Does your character's background matter one shred in your favorite MMO? No. Does your templar knight's reaction to an NPC asking him to go on a quest really do anything? No. As a general rule of thumb, does he even have an option other than "Yes" or "Cancel"? No. Should he?

Hell yes.

And maybe, just maybe, if your templar knight should choose to strike down that NPC with great vengeance and furious anger, what then? What repercussions, aside from a faction hit? What if that action changes him fundamentally? What if, say, it turns him into an anti-paladin?

What if, hm?

Most of my May was spent recovering from E3 and organizing Quest and Area design meetings. That's me, Quest and Area design girl. So under the influence of the Grenmeer Lowlands and our latest ideas for a Quest design, you'll forgive me if roleplay-as-I-ken-it is on the brain. The things we've come up with I still can't talk about, which is the supreme irony of my writing muse. After months of wanting to write about the super coolness of Wyr, of biting back the urge to tell you all about stuff that would get me lynched by my boss, I come back from my break and...write about stuff I can't actually talk about in too much detail. Ha ha! Psych!
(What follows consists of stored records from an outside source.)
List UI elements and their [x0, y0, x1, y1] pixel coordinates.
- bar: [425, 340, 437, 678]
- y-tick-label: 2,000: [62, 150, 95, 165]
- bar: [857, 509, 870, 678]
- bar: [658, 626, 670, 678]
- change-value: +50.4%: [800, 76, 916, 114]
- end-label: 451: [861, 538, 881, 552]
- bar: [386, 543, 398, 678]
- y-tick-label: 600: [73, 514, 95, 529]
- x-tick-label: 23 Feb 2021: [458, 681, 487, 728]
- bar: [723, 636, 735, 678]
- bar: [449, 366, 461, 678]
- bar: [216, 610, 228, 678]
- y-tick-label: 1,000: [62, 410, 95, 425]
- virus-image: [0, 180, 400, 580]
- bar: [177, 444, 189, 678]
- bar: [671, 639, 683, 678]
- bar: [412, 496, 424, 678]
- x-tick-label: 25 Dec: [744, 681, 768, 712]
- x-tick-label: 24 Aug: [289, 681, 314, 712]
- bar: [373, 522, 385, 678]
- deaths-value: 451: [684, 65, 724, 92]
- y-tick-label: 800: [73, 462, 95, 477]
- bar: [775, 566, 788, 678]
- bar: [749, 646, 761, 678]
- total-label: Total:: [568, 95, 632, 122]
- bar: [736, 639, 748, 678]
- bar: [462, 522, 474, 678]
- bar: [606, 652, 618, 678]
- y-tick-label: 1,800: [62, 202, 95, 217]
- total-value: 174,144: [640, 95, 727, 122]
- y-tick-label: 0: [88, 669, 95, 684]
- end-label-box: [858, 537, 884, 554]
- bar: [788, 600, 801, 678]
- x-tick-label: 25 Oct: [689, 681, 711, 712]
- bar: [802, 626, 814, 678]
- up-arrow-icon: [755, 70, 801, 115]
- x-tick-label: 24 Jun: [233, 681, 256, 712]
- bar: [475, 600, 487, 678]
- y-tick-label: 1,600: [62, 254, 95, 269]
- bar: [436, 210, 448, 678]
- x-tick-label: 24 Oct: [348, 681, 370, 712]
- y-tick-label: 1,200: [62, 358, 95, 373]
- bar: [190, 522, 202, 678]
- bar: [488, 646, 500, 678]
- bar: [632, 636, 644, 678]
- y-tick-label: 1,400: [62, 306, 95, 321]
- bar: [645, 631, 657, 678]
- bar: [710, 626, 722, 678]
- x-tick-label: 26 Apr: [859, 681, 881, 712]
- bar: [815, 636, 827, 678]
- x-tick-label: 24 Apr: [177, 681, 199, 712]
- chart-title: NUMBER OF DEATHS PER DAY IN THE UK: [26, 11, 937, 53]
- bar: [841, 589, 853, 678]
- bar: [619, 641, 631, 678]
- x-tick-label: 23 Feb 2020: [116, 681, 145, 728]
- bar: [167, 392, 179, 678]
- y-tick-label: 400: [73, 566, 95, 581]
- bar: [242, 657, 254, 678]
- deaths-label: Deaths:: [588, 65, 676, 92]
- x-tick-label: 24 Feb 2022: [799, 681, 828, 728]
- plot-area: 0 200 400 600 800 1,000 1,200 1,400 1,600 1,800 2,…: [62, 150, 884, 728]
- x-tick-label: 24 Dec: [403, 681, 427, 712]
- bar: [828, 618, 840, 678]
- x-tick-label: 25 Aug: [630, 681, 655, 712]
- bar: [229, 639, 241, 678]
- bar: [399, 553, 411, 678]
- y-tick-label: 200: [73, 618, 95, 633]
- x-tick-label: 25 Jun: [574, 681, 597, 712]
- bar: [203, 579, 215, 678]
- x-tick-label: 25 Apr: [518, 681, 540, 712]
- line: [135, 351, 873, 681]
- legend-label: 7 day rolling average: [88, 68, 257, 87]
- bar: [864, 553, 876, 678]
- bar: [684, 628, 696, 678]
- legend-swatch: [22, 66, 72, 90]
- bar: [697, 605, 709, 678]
Anyway, what I can say is that roleplay is something we intend to facilitate in Hero's Journey...with a vengeance. You won't be forced into it, just like you won't be made to wear a pink dress if you're a Wizard-Healer (no matter how marvelous we may think it looks on you, baby), but those of you who love it (and we suspect there are more of you than the marketing guys know) will be very happy.